The obituaries of Susan Sontag correctly celebrated her work as an author and critic. Unfortunately, the majority of the Sontag obituaries shared another feature. They did not mention Sontag’s relationships with other women, most notably her companion, photographer Annie Leibovitz.
In a posting on his Web site, Andrew Sullivan noted that he had searched a database of news articles and found 315 Sontag articles.
“[O]nly 29 mention Leibovitz, and most of them referred merely to their joint projects,” Sullivan wrote.
The omission is odd given that Sontag, while not bragging about her sexual orientation, has not been shy about it either.
In a 2000 New Yorker interview, Sontag said, “That I have had girlfriends as well as boyfriends is what? Is something I guess I never thought I was supposed to have to say, since it seems to me the most natural thing in the world.”
Then in 2001, Time magazine reported that Sontag and Leibovitz were raising a child. This was mentioned in a People magazine obit.
“Time magazine reported that her companion, photographer Annie Leibovitz, had given birth to a daughter, Sarah Cameron Leibovitz,” Stephen M. Silverman wrote in People. “Neither Leibovitz nor Sontag offered word on the child’s paternity.”
The great offender in all of this was, of course, The New York Times. Sontag lived and worked here for most of her 71 years. The Times is the newspaper that covers the intellectual set that Sontag belonged to. The more the Times explains its error, the worse the paper looks.

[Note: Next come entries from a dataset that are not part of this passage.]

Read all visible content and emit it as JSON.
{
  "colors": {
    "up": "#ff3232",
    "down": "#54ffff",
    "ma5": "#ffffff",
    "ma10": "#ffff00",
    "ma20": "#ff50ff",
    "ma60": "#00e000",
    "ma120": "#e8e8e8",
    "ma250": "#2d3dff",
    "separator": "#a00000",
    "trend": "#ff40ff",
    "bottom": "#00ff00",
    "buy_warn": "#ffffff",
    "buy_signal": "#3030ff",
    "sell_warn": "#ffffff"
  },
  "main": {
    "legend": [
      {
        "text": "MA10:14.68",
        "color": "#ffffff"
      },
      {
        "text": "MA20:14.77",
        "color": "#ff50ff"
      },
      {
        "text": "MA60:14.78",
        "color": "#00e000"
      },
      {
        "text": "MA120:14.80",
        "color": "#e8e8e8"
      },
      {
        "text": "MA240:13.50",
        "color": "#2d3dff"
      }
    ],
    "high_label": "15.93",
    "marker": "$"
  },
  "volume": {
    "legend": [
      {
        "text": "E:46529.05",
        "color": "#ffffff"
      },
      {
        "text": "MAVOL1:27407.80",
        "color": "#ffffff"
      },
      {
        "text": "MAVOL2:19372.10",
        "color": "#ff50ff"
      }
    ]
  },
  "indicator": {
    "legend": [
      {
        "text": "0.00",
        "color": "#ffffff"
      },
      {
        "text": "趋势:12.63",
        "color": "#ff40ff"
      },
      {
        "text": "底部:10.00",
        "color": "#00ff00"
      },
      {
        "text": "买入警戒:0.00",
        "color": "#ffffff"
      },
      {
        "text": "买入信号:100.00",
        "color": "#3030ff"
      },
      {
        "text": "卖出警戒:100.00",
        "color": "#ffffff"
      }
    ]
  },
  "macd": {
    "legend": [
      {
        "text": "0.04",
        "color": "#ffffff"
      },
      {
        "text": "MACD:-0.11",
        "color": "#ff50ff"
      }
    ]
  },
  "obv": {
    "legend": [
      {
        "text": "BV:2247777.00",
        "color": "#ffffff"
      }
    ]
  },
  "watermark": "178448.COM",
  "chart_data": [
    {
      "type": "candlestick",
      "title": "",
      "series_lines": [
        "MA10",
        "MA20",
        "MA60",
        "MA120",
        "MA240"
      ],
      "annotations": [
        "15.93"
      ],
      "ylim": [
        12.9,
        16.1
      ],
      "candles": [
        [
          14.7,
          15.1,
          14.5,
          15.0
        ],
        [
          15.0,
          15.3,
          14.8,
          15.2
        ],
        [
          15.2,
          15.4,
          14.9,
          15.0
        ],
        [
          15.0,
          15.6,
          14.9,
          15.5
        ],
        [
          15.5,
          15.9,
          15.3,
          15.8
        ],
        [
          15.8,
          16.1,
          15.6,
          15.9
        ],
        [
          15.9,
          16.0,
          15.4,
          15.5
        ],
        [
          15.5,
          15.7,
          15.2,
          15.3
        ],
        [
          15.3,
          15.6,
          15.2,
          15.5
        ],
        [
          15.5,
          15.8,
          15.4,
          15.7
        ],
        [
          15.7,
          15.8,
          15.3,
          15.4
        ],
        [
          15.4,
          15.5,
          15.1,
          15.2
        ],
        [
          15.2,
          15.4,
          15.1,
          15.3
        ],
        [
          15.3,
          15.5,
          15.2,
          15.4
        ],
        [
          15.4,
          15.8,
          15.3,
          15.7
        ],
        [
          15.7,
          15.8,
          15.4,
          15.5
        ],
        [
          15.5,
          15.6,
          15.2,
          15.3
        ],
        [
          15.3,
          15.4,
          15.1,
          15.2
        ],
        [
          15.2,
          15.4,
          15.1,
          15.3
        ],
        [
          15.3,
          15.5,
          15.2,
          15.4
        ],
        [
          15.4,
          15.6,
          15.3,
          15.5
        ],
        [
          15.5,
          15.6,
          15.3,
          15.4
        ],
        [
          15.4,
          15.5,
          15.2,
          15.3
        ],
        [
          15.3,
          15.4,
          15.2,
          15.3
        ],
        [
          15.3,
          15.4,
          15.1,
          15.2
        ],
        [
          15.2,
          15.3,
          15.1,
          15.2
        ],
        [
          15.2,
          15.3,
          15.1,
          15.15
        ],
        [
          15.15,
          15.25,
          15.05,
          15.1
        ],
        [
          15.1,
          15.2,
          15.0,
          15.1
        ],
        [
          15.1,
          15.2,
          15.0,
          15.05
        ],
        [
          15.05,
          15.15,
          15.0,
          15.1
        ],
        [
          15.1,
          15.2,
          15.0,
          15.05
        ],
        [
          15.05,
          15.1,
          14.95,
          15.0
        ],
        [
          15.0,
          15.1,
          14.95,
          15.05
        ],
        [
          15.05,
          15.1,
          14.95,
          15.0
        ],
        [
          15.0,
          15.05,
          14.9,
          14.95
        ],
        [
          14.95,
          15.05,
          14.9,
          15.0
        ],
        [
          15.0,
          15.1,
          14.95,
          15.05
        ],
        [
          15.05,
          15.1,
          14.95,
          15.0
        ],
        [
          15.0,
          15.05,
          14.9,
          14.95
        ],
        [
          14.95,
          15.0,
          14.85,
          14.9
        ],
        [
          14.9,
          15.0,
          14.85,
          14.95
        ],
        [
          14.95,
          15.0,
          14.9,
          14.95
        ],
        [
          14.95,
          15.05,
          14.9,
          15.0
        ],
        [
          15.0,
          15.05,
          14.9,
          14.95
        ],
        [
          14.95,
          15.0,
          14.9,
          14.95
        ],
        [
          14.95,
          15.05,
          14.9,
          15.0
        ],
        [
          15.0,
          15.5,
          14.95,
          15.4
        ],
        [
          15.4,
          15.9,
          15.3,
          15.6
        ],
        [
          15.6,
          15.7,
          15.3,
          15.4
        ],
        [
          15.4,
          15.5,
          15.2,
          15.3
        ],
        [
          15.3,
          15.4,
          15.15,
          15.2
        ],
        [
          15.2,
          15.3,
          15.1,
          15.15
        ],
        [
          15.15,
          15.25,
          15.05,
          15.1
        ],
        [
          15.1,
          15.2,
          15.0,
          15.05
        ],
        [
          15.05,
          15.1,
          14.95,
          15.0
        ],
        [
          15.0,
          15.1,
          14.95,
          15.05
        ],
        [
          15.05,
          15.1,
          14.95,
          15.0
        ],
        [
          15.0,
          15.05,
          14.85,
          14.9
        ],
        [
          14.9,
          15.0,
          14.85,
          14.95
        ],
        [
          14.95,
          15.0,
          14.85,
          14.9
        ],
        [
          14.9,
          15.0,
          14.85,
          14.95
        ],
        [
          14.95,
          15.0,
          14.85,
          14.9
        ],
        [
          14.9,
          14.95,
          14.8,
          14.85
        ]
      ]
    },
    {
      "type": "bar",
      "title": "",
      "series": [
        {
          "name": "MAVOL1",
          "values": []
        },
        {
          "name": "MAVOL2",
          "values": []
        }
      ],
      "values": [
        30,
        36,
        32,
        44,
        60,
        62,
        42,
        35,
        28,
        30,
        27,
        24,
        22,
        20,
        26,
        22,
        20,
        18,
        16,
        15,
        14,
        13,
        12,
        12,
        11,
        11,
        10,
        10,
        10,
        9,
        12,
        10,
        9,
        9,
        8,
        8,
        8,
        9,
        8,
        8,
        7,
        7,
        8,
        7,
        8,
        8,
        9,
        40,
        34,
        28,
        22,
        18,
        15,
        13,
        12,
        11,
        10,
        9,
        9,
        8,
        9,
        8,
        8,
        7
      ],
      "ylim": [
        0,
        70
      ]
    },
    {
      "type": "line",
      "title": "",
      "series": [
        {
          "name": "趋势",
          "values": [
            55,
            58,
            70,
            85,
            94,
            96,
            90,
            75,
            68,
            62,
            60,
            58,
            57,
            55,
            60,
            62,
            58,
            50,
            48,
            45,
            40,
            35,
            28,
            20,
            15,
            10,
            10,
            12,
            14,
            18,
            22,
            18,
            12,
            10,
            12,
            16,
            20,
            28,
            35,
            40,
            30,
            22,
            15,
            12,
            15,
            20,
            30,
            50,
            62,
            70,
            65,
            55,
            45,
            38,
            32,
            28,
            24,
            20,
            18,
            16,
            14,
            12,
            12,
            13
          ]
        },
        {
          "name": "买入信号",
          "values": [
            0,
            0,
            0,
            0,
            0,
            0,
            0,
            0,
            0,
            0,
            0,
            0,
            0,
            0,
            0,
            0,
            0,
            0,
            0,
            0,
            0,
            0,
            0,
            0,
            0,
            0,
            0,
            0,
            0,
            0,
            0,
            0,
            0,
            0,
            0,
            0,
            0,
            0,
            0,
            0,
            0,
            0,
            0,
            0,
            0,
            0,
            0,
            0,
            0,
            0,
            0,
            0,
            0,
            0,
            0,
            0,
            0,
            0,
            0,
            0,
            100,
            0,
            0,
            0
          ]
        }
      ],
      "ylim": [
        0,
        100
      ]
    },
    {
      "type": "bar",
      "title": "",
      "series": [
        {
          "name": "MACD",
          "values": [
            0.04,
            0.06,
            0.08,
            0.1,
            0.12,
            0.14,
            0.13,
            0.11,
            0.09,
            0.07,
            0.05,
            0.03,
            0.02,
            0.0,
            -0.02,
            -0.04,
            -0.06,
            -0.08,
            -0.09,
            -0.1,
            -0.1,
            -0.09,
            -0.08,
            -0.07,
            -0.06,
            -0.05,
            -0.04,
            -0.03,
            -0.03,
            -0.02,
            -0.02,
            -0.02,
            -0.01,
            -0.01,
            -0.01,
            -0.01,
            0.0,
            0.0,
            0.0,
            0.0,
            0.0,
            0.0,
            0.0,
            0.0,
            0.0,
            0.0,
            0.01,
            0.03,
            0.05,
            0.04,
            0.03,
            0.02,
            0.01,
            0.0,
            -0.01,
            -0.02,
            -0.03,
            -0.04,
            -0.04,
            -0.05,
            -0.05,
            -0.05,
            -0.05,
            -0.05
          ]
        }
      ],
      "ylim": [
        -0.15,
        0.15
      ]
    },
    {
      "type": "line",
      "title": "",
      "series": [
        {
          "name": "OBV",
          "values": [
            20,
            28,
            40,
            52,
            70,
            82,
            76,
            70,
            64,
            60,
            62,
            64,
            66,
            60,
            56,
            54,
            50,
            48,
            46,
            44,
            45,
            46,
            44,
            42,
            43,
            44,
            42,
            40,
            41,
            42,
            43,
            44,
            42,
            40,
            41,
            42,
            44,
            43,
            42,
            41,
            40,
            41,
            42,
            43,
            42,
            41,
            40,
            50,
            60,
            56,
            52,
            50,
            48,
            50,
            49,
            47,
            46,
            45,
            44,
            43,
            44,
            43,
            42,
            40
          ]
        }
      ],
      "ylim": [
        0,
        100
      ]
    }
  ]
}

A Times spokesperson told a New York Daily News gossip columnist that “Our extensive reporting in recent weeks did not substantiate the widespread reports of any relationship of Miss Sontag and Miss Leibovitz beyond friendship… We should probably have mentioned the friendship, but nothing further was warranted by the facts we could gather.”
After “extensive reporting” over a period of “weeks,” The Times was unable to locate the public sources I mentioned above? Perhaps I don’t understand the meaning of “extensive” or “reporting.”
The Times did note that Sontag was once “photographed by Annie Leibovitz for an Absolut Vodka ad” and the Daily News columnist concluded that that “has to be the best euphemism for ‘lesbian’ I’ve ever heard.”
The Times promptly made a liar out of its spokesman in a press statement issued by Daniel Okrent, the paper’s public editor.
The “extensive reporting” apparently consisted of asking Sontag’s son from her marriage to Philip Rieff and Leibovitz if the two women had a romantic relationship.
“Ms. Leibovitz would not discuss the subject with The Times, and Ms. Sontag’s son, David Rieff, declined to confirm any details about the relationship,” the statement read.
This is offensive for a number of reasons. It shows just how lazy the Times was in chasing down this fact.
More important, the newspaper effectively gave Sontag’s son and Leibovitz a veto over what information would be contained in the obit by restricting its reporting on this subject to just those two people. That is not journalism.
The point of the obit is to inform the public or so I thought. Apparently, the function of a Times obit is to allow the surviving family members to create an image of the deceased that they find palatable.
Then Okrent got honest. He wrote, “Additionally, irrespective of the details of this particular situation, it’s fair to ask whether intimate information about the private lives of people who wish to keep those lives private is fair game for newspapers. I would personally hope not.”
The New York Times regularly publishes “intimate information about the private lives of people who wish to keep those lives private,” so what Okrent means is that he, like many members of the mainstream press, is uncomfortable reporting on a relationship that falls outside of what is viewed as the heterosexual norm.